The approach pays great benefits in such scenes as the NBC television studio where Charley (Damian Humbley) hogs the interview with his scathing attack on his friend’s sell-out, doing his money better than his music; or with the in-crowd in 1962 Manhattan acclaiming Andy Warhol, Kurosawa and “gestalt” in Tim Jackson‘s hilarious black and white ballet, like a mechanical throwback to John Cranko.
But it’s not just career choices.
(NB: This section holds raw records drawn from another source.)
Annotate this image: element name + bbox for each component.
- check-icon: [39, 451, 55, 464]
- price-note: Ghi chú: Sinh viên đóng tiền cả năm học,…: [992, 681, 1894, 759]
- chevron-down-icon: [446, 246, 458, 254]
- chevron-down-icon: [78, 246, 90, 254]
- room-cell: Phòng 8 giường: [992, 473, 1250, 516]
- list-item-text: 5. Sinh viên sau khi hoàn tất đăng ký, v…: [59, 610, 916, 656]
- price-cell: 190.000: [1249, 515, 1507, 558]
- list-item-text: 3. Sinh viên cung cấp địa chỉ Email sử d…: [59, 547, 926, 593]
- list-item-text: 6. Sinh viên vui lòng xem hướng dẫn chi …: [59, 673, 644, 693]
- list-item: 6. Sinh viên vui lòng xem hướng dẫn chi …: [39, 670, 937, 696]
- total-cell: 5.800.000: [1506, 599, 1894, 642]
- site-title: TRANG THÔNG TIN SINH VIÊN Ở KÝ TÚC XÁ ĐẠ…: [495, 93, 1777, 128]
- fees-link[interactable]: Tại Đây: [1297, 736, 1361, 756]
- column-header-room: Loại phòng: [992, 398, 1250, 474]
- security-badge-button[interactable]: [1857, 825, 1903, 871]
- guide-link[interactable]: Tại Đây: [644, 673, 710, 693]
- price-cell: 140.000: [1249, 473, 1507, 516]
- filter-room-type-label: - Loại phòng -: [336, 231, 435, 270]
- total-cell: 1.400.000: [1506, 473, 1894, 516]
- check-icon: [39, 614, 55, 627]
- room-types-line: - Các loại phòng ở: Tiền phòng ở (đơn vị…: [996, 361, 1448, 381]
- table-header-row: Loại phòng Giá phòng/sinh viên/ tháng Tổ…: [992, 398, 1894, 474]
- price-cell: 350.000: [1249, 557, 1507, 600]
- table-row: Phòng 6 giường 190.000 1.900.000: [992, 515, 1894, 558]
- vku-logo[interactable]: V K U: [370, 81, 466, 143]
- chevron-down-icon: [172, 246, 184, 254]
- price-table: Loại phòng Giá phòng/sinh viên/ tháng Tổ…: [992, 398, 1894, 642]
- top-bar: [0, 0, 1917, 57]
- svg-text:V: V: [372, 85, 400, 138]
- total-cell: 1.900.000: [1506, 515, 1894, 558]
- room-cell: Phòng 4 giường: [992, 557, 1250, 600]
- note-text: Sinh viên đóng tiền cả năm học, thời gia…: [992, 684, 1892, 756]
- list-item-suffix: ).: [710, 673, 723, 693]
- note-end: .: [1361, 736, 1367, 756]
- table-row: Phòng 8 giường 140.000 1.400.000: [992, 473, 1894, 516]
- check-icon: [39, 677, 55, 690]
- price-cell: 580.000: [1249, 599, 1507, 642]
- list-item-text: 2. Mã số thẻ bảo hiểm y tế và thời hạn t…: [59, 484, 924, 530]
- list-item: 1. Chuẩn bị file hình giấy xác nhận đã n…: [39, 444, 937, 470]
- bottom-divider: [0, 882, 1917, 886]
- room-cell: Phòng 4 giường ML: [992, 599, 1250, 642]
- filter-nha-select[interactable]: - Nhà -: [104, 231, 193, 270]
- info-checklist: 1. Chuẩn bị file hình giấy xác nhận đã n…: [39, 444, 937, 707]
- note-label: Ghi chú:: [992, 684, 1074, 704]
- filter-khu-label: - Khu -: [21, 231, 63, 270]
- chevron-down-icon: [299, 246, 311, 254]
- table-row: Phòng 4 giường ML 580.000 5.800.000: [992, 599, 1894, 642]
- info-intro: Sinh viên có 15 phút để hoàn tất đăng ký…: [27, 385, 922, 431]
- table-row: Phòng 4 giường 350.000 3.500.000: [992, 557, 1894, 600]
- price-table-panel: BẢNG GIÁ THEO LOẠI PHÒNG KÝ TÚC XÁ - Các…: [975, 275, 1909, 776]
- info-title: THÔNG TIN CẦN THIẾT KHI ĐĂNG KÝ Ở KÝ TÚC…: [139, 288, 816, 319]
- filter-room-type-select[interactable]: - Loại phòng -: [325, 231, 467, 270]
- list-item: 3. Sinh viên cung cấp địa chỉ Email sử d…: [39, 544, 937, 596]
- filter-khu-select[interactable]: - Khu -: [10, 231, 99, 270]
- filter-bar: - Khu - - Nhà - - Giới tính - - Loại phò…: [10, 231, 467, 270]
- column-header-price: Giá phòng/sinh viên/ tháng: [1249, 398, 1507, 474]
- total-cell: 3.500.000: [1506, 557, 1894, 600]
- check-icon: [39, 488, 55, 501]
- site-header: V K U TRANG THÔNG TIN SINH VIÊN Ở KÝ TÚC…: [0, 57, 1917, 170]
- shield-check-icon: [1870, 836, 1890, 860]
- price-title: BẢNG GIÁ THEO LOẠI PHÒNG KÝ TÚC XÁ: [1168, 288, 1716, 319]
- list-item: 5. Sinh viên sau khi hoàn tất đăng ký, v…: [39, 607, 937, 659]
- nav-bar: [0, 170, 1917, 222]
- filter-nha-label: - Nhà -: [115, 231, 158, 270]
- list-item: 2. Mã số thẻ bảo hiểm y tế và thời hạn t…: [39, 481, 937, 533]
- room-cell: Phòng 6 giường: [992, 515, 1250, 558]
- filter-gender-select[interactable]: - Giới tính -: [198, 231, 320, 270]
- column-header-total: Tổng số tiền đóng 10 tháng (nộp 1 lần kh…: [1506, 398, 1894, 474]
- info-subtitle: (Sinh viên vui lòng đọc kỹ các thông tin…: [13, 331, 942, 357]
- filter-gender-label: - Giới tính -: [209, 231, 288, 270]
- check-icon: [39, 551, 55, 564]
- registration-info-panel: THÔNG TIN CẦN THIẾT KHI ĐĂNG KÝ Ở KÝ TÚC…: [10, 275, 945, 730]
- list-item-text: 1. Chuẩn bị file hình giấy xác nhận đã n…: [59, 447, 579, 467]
There are the personal lives, too, and Jenna Russell‘s Mary, first seen as a fall-over drunk, acid-tongued literary critic, glows with unreciprocated devotion to Mark Umbers‘ handsome Frank, who loses his lovely wife Beth (Clare Foster) in a messy divorce case involving Josefina Gabrielle‘s ruthless Broadway star Gussie Carnegie.
It’s Gussie’s determination to harness the boys’ little show into a big one of her own that yields the musical’s key statement – in a score of consistently shimmering wit, tenderness and complexity – as a melodically plaintive duet is trampled over in a brilliant ensemble of vulgar, rhythmic appropriation.
We’ve already seen the consequences: the finale to “Musical Husbands” on Broadway that comes up here as a second act opener with feathers, tights and matelots, a backward step from the much earlier revue sketch (seen later) about the Kennedy family tree.
The band is boxed in at the side, Catherine Jayes supervising Jonathan Tunick’s great orchestrations (the sound balance and microphoning are first-rate) and the show is given a classy sheen by David Hersey’s first London lighting in ages and by Jason Carr‘s new dance arrangements.
I’m not that keen on Frank’s young son tugging the heart strings in the last scene, or trying to, but the rest of the cast is just fine and dandy, with Joanna Woodward and Zizi Strallen chipping in effectively with Martin Callaghan and Amanda Minihan as Beth’s adamantly unimpressed parents from Texas; who’d want to live in New York, they cry, beating a hasty retreat from their son’s first night triumph?